One of our ongoing studies is Emotion in Motion, a large-scale experiment that collects physiological data from people while they listen to selections of music. Emotion in Motion began in 2010, while we were working as Ph.D. researchers at Queen’s University Belfast. It first ran for several month in the Science Gallery in Dublin, Ireland. Here, we went through several iterations of the experiment: questions we asked the participants changed, the music selections changed, and so on. Since Dublin, Emotion in Motion has been staged in New York City, Bergen (Norway), Manila, and the Philippines. We are currently preparing to deploy Emotion in Motion in Taiwan for the entirety of 2015.
The data generated by Emotion in Motion were originally written to formatted text files. We wrote parsers for these files to work in the environments in which we chose to work. As Emotion in Motion’s life has continued, however, we’ve recognized that we really need a better method for storing and accessing these data. Across all of these iterations, while we’ve made a number of changes to the content of the experiment, the overall structure of the experiment has remained relatively stable: participants are always watching or listening to some form of media; we are recording their physiology, and asking them questions about their experiences. We decided that a NoSQL database would allow us to store huge numbers of data entities that in some aspects share many common similarities, but in others may vary wildly. For instance, while we record the same physiological signals from all participants during each media session, the lengths of all media selections are not the same. Or, while we ask for the same demographic information from all participants, we may ask different questions in response to each media selection. The difficulty of representing these varying schemas of data into an RDBMS’ tables made a NoSQL solution the obvious alternative.
So, I now find myself doing a great deal of work in MongoDB. The learning curve has been surprisingly gentle, and I’m very comfortable querying around through the scripting interface. One thing that I have found myself wanting as an easy means of quick-and-dirty visualization for data exploration and high-level analysis means, though. Currently, my workflow is to refine queries using the scripting interface, pull the data I need from MongoDB, and then use an external tool (MATLAB, R, etc.) to visualize the data. It would be very useful for me to be able to be able to visualize queries on the fly, instead of hopping through this piecemeal workflow. In addition, the modularity of MongoDB queries and aggregation would lend themselves well to construction and refinement through a graphical interface.

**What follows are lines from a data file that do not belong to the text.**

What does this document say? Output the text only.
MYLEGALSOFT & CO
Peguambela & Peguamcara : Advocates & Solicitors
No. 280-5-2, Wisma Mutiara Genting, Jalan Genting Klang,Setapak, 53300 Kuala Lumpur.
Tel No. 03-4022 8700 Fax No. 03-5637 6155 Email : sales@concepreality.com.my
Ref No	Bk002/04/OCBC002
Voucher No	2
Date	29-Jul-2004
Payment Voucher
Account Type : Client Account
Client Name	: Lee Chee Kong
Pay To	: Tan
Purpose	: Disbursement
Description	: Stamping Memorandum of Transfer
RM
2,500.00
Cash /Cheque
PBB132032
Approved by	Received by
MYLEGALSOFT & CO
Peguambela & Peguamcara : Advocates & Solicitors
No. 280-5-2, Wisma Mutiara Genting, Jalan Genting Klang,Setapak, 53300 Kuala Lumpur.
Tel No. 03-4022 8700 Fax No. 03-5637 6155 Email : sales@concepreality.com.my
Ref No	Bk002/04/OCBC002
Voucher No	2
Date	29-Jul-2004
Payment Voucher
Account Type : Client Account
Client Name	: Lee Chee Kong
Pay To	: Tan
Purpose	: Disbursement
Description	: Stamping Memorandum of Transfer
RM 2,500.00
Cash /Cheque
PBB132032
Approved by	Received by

It’s this real, personal need for such a tool that has led me to choose building such a tool using a tablet interface for a semester-long project in Doug Bowman’s class on natural user interfaces. Some of the other ideas with which I was toying were:
- Tabletop audio editing tool
- Gestural music improvisation tool
- Live music performance looping tool
- Gestural musical score following tool
The musician in me would love to to build any of those tools. Certainly, it would make the project more enjoyable and motivating for me. The researcher in me (that just needs to finish this ****ing dissertation), needs what I’ve described in order to do his work. Practicality and necessity beats out fun and exciting in this case. I’ll post more as the project progresses.